Pelotonnée dans son fauteuil sous un plaid de laine, son esprit en alerte.

Elle avait attendu d'être seule, tournait et retournait l'enveloppe entre ses mains. Quelle histoire ! Elle aussi était en froid avec sa famille au sein de laquelle elle s'était toujours sentie comme étrangère. Oliana sortait d'une histoire de cœur douloureuse ; comment s'était-elle trompée à ce point ? Finalement, cette maison lui offrirait un havre de paix où abriter ses blessures. Agacée, elle se concentra sur la missive. Après tout, pourquoi ne pas l'ouvrir se demanda-t-elle avec un haussement d'épaule, elle saisit un coupe-papier, dévoila une écriture élégante à l'encre violette, et commença sa lecture :

« Bonjour Oliana, tu ne me connais pas, je suis la sœur de ton père, et si tu me lis aujourd'hui, c'est que je suis morte. Je t'ai suivie de loin, j'ai vu que tu étais en froid avec ta famille, sans trop savoir pourquoi.
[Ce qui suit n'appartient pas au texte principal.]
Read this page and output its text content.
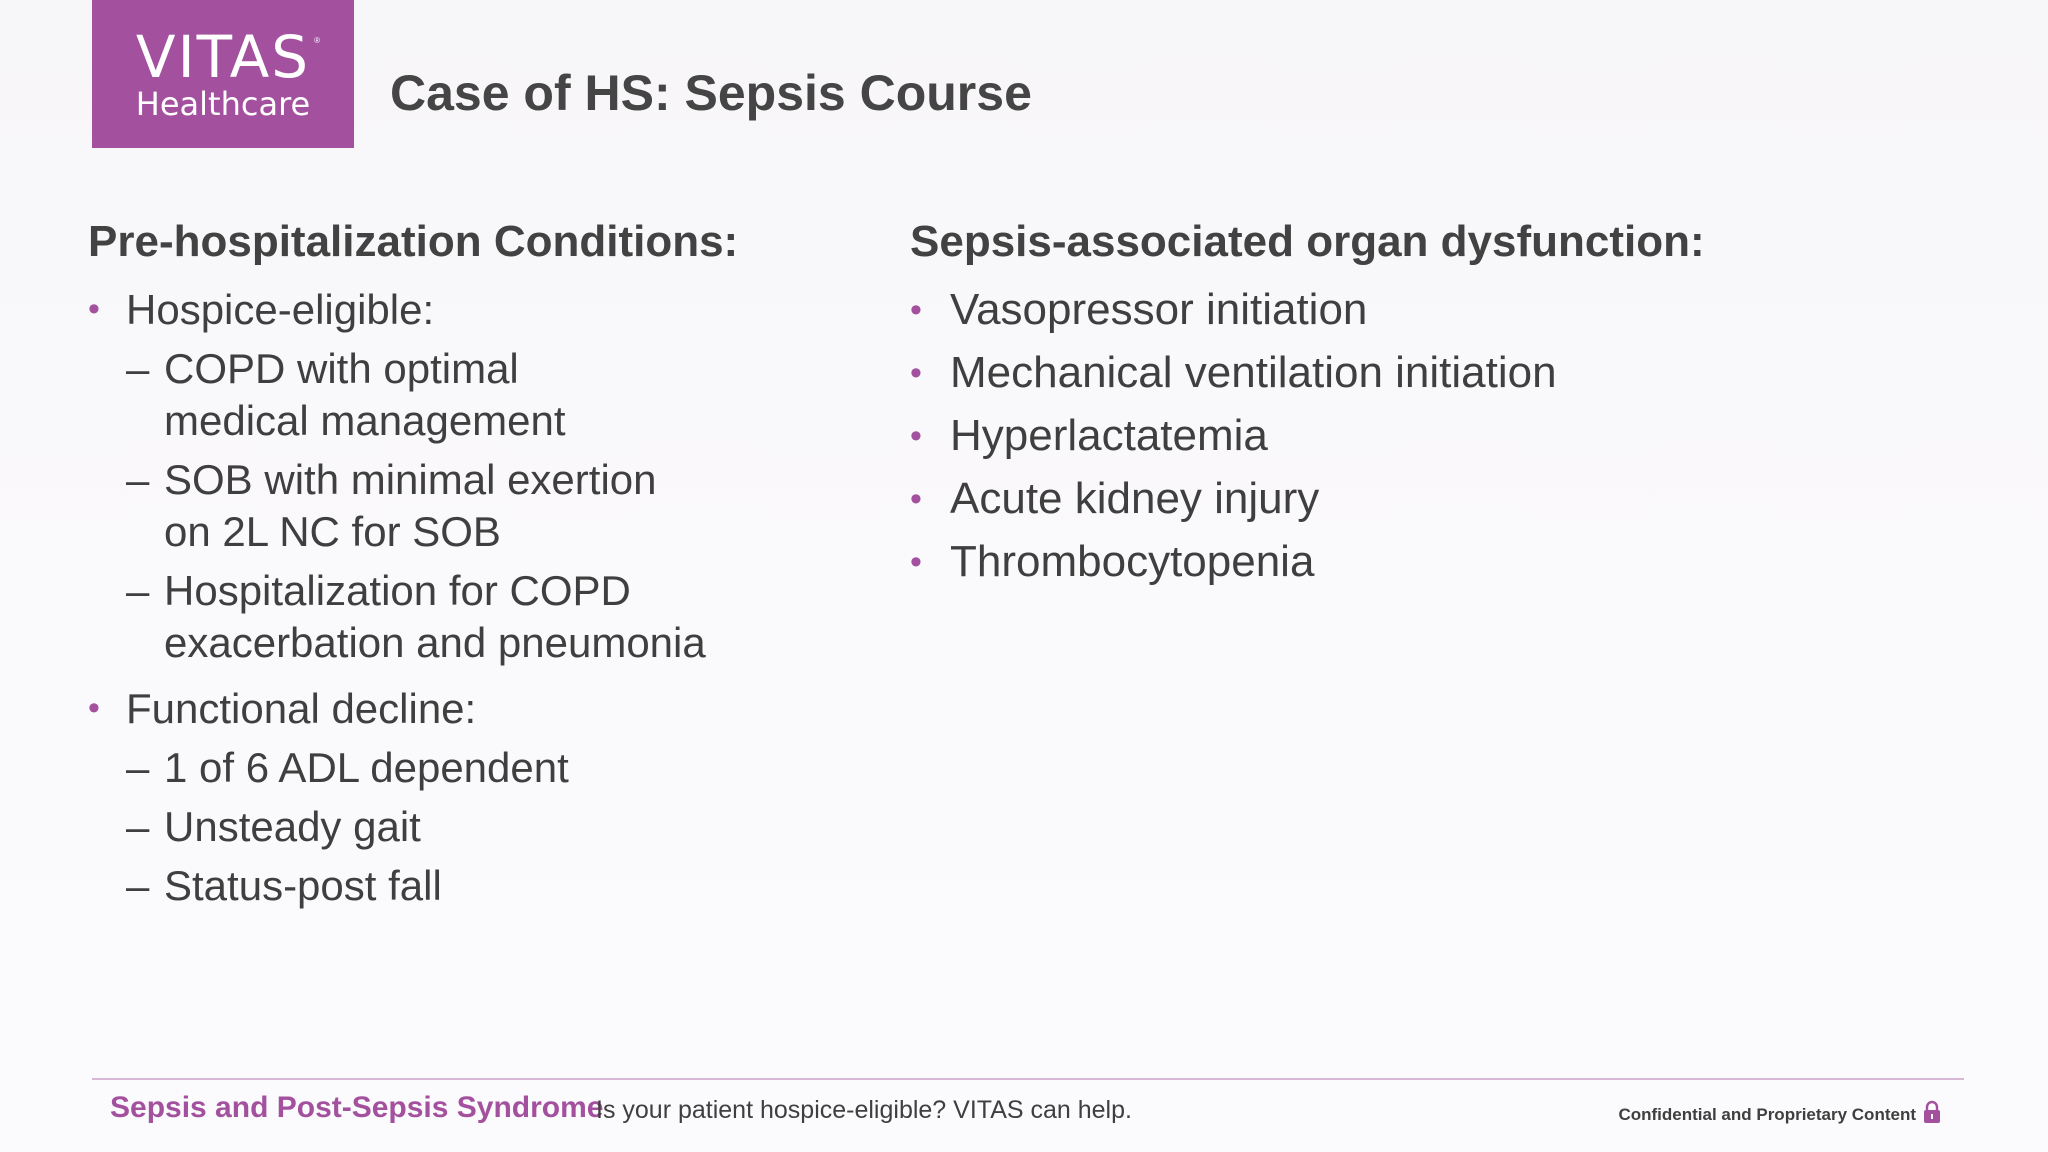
VITAS ®
Healthcare	Case of HS: Sepsis Course
Pre-hospitalization Conditions:
• Hospice-eligible:
– COPD with optimal
medical management
– SOB with minimal exertion
on 2L NC for SOB
– Hospitalization for COPD
exacerbation and pneumonia
• Functional decline:
– 1 of 6 ADL dependent
– Unsteady gait
– Status-post fall
Sepsis-associated organ dysfunction:
• Vasopressor initiation
• Mechanical ventilation initiation
• Hyperlactatemia
• Acute kidney injury
• Thrombocytopenia
Sepsis and Post-Sepsis Syndrome
Is your patient hospice-eligible? VITAS can help.	Confidential and Proprietary Content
Moi, je sais fort bien pourquoi. Je vais te raconter mon histoire. »

Oliana se tortilla dans son fauteuil…

« J'avais un destin tout tracé, suivre le futur qu'on me destinait, bien mariée, épouse accomplie, mère de famille, nombreuse si possible, puis j'ai rencontré Ramon, ce n'était pas prévu.

Ramon avait quitté l'Argentine, en clandestin, clan-destin, le sien était bien funeste dans son pays. Il avait effectué un périlleux périple, avait échoué ici, je l'ai rencontré par hasard, son regard a croisé le mien, et tout était dit, mon sort a basculé.
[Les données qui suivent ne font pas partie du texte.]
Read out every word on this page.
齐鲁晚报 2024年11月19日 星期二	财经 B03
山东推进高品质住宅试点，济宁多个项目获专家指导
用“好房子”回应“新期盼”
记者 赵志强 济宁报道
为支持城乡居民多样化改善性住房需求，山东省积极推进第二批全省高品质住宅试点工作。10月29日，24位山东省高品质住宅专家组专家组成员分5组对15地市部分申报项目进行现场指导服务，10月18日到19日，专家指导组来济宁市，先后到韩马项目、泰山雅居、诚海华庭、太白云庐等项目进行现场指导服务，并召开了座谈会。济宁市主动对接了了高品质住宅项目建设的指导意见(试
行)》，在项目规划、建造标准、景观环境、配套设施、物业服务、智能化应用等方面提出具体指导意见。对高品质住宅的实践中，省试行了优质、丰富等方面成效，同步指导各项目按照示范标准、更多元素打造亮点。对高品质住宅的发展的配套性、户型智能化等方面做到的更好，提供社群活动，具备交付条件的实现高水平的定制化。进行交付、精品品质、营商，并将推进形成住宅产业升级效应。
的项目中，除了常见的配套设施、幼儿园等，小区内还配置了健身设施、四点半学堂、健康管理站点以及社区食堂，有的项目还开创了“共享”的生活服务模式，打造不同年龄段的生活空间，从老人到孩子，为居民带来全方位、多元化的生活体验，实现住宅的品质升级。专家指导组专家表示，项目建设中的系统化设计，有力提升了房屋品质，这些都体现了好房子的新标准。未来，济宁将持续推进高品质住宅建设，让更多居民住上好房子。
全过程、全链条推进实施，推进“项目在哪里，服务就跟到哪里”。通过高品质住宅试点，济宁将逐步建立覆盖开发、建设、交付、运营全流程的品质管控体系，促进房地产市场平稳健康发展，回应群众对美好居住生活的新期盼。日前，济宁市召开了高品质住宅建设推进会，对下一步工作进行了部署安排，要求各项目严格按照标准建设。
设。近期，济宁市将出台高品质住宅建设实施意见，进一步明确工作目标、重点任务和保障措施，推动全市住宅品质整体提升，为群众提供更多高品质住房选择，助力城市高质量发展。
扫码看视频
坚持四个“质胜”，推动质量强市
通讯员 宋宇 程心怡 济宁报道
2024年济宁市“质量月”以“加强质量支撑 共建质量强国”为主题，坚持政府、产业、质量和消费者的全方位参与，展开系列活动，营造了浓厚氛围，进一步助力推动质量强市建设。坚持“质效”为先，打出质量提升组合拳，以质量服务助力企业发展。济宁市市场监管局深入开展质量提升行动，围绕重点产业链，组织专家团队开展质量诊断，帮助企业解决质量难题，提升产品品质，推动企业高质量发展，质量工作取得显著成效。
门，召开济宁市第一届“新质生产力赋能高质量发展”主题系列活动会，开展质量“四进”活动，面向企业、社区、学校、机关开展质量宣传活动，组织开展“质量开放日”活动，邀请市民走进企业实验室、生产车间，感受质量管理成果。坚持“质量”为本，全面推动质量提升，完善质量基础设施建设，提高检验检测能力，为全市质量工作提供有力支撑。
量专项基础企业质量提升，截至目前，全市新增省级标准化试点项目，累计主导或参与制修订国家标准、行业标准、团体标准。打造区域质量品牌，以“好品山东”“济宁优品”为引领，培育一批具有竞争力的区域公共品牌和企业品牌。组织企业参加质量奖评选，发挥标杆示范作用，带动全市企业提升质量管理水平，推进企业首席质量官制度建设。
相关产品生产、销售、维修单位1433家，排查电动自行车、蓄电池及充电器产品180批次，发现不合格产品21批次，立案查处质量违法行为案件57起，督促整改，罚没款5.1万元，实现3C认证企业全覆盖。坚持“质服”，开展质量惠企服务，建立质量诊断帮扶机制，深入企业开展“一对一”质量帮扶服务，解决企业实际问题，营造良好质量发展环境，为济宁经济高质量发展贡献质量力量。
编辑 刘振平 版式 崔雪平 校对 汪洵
Ramon m'a raconté, en édulcorant, la dictature, les rafles sauvages, les emprisonnements injustifiés, les cris de ses compagnons d'infortune, la torture instituée, les disparitions et exécutions sommaires...

Il avait l'amertume dans le sang, le désir de vengeance absolue et une hargne délétère. Ses yeux de braise me consumaient.
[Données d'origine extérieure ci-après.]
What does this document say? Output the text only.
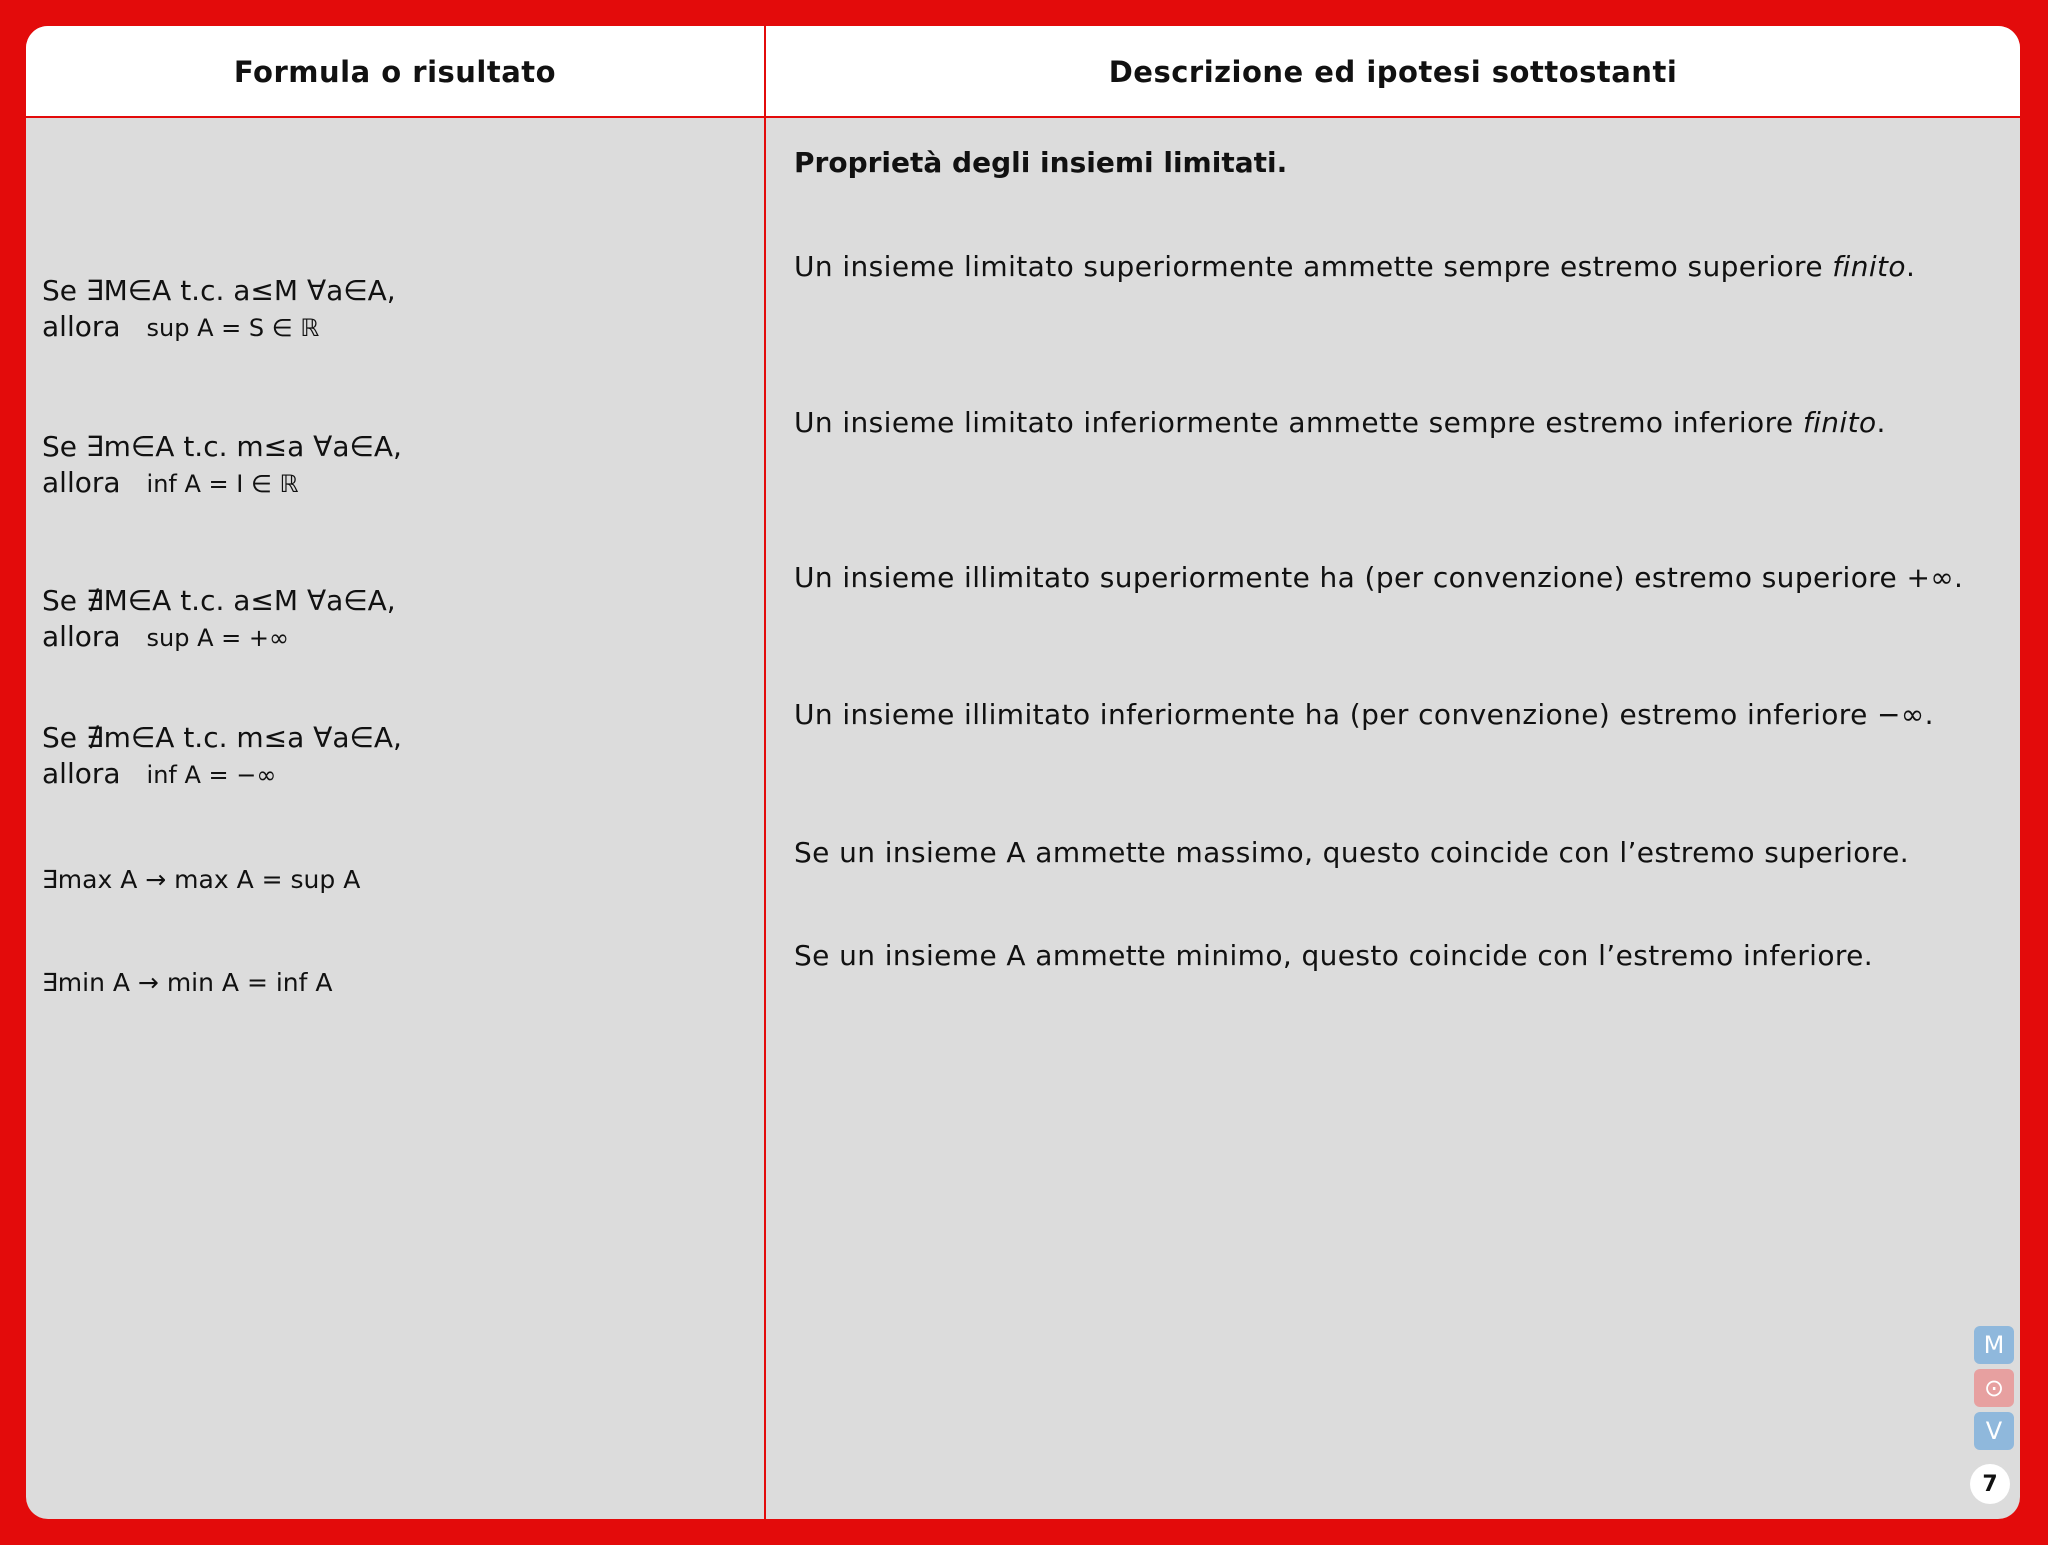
Formula o risultato	Descrizione ed ipotesi sottostanti
Se ∃M∈A t.c. a≤M ∀a∈A,
allora sup A = S ∈ ℝ
Se ∃m∈A t.c. m≤a ∀a∈A,
allora inf A = I ∈ ℝ
Se ∄M∈A t.c. a≤M ∀a∈A,
allora sup A = +∞
Se ∄m∈A t.c. m≤a ∀a∈A,
allora inf A = −∞
∃max A → max A = sup A
∃min A → min A = inf A
Proprietà degli insiemi limitati.
Un insieme limitato superiormente ammette sempre estremo superiore finito.
Un insieme limitato inferiormente ammette sempre estremo inferiore finito.
Un insieme illimitato superiormente ha (per convenzione) estremo superiore +∞.
Un insieme illimitato inferiormente ha (per convenzione) estremo inferiore −∞.
Se un insieme A ammette massimo, questo coincide con l’estremo superiore.
Se un insieme A ammette minimo, questo coincide con l’estremo inferiore.
M
⊙
V
7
Son statut de clandestin l'excluait des plans de ma famille. Je voulus leur présenter, ils ne virent qu'un homme au regard fou, brisé par les expériences sauvages qu'il avait subies. Ils me demandèrent de cesser toute relation avec cet homme comme un ultimatum. En cas de refus, je ne ferais plus partie de la famille, son statut d'Argentin exilé  déclenchait une violence inouïe.

Je suis partie la nuit même. Ramon était mon phare, le seul « bagage » dont j'avais besoin. Je n'ai jamais regretté mon choix. Nous vivions une passion qui n'avait nul besoin du monde extérieur.

Bien sûr, Ramon avait parfois des absences, son esprit s'évadait bien loin d'ici, je respectais ces moments hors du temps. Malgré notre amour, ces moments semblaient prendre de plus en plus de place. Je souhaitais l'aider mais il refusait de « salir notre amour avec ces atrocités ». À force de temps, de patience et d'amour, j'ai pu en apprendre plus.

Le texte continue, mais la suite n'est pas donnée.